San Francisco may be world's gayest city
SAN FRANCISCO, Apr 8: New statistics suggest San Francisco has the highest percentage of gay men among major cities in the world, with a quarter of them HIV-positive, a top city health official said.
''Despite an overall loss in the population in San Francisco in the last five years, we think there has been an absolute gain in gay men,'' William McFarland, head of HIV/AIDS statistics at San Francisco's Department of Public Health, said in an interview yesterday. ''From all the data I have seen ... it's the gayest city in the world.'' McFarland has compiled the city's first survey in five years on gay men and HIV to be presented at a meeting next week to discuss HIV/AIDS prevention.
He said it found an estimated 63,577 gay males aged 15 and above in San Francisco, a city with a total population of 764,000. That figure represents nearly one in five of the city's males above the age of 15.
0ne out of every four gay males -- 25.8 per cent -- is infected with the HIV virus, giving San Francisco an estimated total of 16,401 HIV-positive men, said McFarland, an epidemiologist who has also worked on studies in Uganda, Zimbabwe and Egypt.
The survey indicates that the overall percentage of those living with HIV has dropped since the last study five years ago.

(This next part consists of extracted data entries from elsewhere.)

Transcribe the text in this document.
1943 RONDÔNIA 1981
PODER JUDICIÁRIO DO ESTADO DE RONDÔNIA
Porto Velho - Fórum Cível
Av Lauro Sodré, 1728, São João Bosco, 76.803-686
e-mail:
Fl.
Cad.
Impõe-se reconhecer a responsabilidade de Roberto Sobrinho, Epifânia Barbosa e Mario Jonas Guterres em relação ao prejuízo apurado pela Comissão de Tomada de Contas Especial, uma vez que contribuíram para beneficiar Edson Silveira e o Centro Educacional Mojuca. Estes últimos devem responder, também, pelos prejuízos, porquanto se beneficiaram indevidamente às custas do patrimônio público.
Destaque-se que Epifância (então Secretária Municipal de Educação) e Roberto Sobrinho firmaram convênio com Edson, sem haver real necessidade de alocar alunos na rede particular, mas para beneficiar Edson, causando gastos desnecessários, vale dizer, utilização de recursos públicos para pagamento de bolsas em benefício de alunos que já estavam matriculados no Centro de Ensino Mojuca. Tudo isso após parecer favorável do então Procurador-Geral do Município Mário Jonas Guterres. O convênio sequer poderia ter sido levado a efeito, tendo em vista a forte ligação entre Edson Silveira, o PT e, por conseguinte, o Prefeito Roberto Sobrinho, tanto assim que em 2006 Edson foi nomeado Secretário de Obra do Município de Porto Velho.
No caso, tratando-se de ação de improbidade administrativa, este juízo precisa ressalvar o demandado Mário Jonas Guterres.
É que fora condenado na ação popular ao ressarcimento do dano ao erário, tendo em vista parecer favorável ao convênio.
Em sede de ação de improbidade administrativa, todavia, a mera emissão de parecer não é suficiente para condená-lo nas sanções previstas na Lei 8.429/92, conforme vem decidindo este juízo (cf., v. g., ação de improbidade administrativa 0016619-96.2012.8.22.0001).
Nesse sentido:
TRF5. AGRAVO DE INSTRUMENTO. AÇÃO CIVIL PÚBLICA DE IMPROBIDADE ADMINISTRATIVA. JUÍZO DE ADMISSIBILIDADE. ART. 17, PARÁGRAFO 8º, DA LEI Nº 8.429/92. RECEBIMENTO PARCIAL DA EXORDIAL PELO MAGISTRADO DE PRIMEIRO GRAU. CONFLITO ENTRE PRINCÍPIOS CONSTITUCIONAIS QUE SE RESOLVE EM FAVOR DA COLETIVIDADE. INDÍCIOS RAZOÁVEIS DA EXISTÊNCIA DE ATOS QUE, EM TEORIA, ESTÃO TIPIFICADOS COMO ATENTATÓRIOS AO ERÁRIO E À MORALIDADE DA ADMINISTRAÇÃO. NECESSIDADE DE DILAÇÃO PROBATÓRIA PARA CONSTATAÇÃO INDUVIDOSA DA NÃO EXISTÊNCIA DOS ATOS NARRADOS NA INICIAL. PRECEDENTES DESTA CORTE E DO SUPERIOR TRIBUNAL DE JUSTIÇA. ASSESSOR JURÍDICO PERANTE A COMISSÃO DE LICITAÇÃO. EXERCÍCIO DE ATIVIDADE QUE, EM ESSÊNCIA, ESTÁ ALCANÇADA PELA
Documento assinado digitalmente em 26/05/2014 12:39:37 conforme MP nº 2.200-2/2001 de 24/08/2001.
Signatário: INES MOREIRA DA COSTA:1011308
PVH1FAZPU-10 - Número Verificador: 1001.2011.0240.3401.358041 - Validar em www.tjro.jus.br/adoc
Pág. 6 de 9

''The major changes since 2001 are that, first of all, the gay community has grown. It's largely been an influx of more HIV-negative gay men that are here,'' he said. ''It used to be near 30 per cent.

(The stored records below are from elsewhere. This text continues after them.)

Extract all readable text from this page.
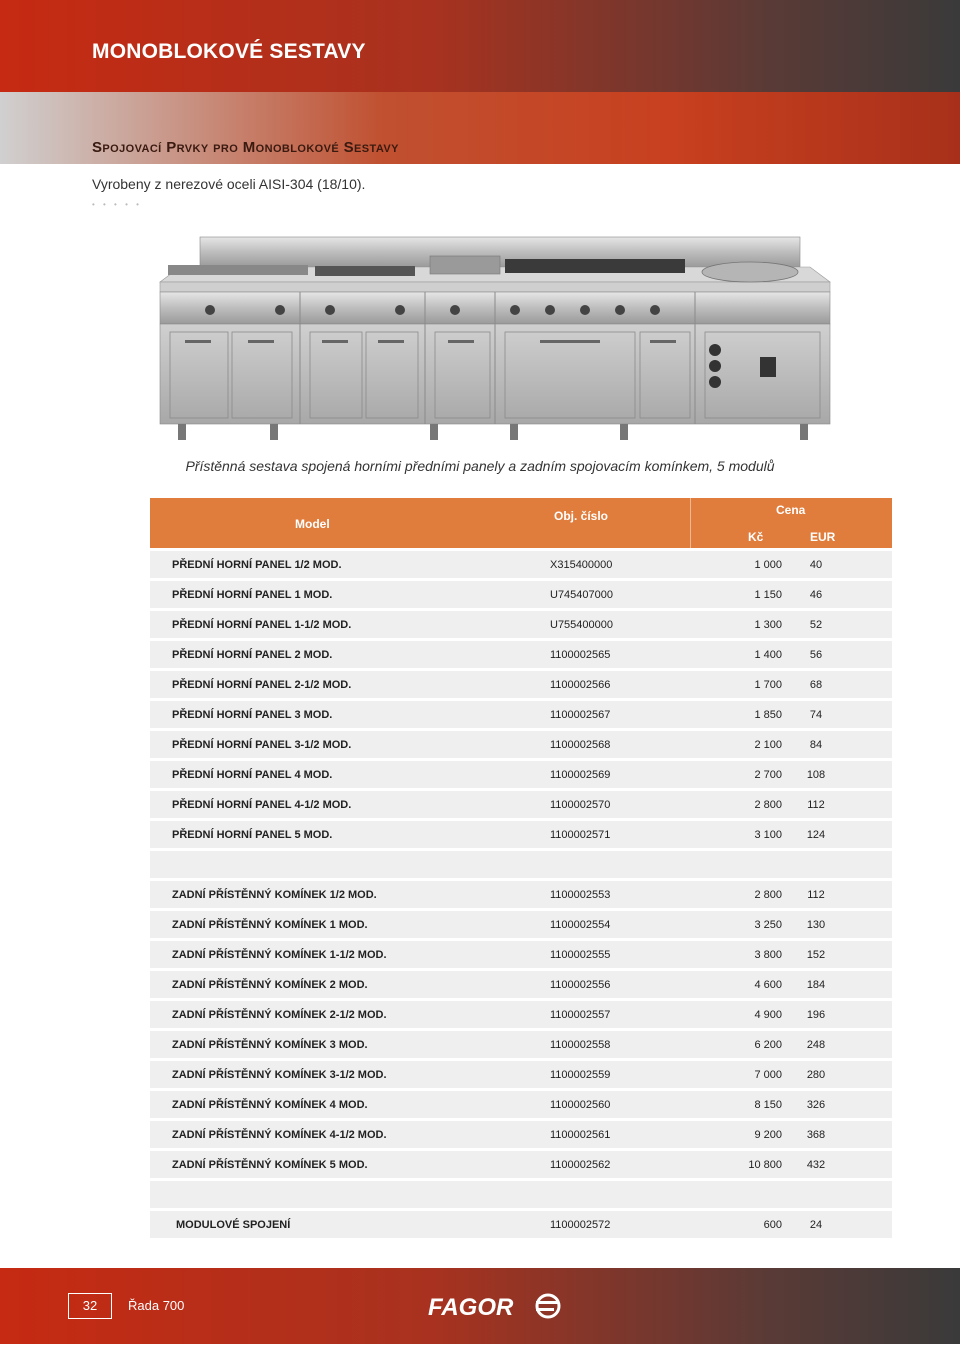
MONOBLOKOVÉ SESTAVY
Spojovací Prvky pro Monoblokové Sestavy
Vyrobeny z nerezové oceli AISI-304 (18/10).
• • • • •
Přístěnná sestava spojená horními předními panely a zadním spojovacím komínkem, 5 modulů
Model
Obj. číslo	Cena
Kč	EUR
PŘEDNÍ HORNÍ PANEL 1/2 MOD.	X315400000	1 000	40
PŘEDNÍ HORNÍ PANEL 1 MOD.	U745407000	1 150	46
PŘEDNÍ HORNÍ PANEL 1-1/2 MOD.	U755400000	1 300	52
PŘEDNÍ HORNÍ PANEL 2 MOD.	1100002565	1 400	56
PŘEDNÍ HORNÍ PANEL 2-1/2 MOD.	1100002566	1 700	68
PŘEDNÍ HORNÍ PANEL 3 MOD.	1100002567	1 850	74
PŘEDNÍ HORNÍ PANEL 3-1/2 MOD.	1100002568	2 100	84
PŘEDNÍ HORNÍ PANEL 4 MOD.	1100002569	2 700	108
PŘEDNÍ HORNÍ PANEL 4-1/2 MOD.	1100002570	2 800	112
PŘEDNÍ HORNÍ PANEL 5 MOD.	1100002571	3 100	124
ZADNÍ PŘÍSTĚNNÝ KOMÍNEK 1/2 MOD.	1100002553	2 800	112
ZADNÍ PŘÍSTĚNNÝ KOMÍNEK 1 MOD.	1100002554	3 250	130
ZADNÍ PŘÍSTĚNNÝ KOMÍNEK 1-1/2 MOD.	1100002555	3 800	152
ZADNÍ PŘÍSTĚNNÝ KOMÍNEK 2 MOD.	1100002556	4 600	184
ZADNÍ PŘÍSTĚNNÝ KOMÍNEK 2-1/2 MOD.	1100002557	4 900	196
ZADNÍ PŘÍSTĚNNÝ KOMÍNEK 3 MOD.	1100002558	6 200	248
ZADNÍ PŘÍSTĚNNÝ KOMÍNEK 3-1/2 MOD.	1100002559	7 000	280
ZADNÍ PŘÍSTĚNNÝ KOMÍNEK 4 MOD.	1100002560	8 150	326
ZADNÍ PŘÍSTĚNNÝ KOMÍNEK 4-1/2 MOD.	1100002561	9 200	368
ZADNÍ PŘÍSTĚNNÝ KOMÍNEK 5 MOD.	1100002562	10 800	432
MODULOVÉ SPOJENÍ	1100002572	600	24
32	Řada 700	FAGOR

''The absolute number of gay men living with HIV has crept up partly because of ongoing transmission and partly because of improved survival with treatment,'' he added.
At 40 per cent, Baltimore has the highest percentage of HIV-positive men among its population in a study of five cities, with San Francisco second, according to a 2005 Centers for Disease Control and Prevention study.
In coming up with his estimate of the number of gay men, McFarland said he took the middle point of nine previous studies.
McFarland acknowledged that it was difficult to get a precise number because of sensitivities over the issue. But he said San Francisco residents were likely to be more open about their sexuality than people in many other areas.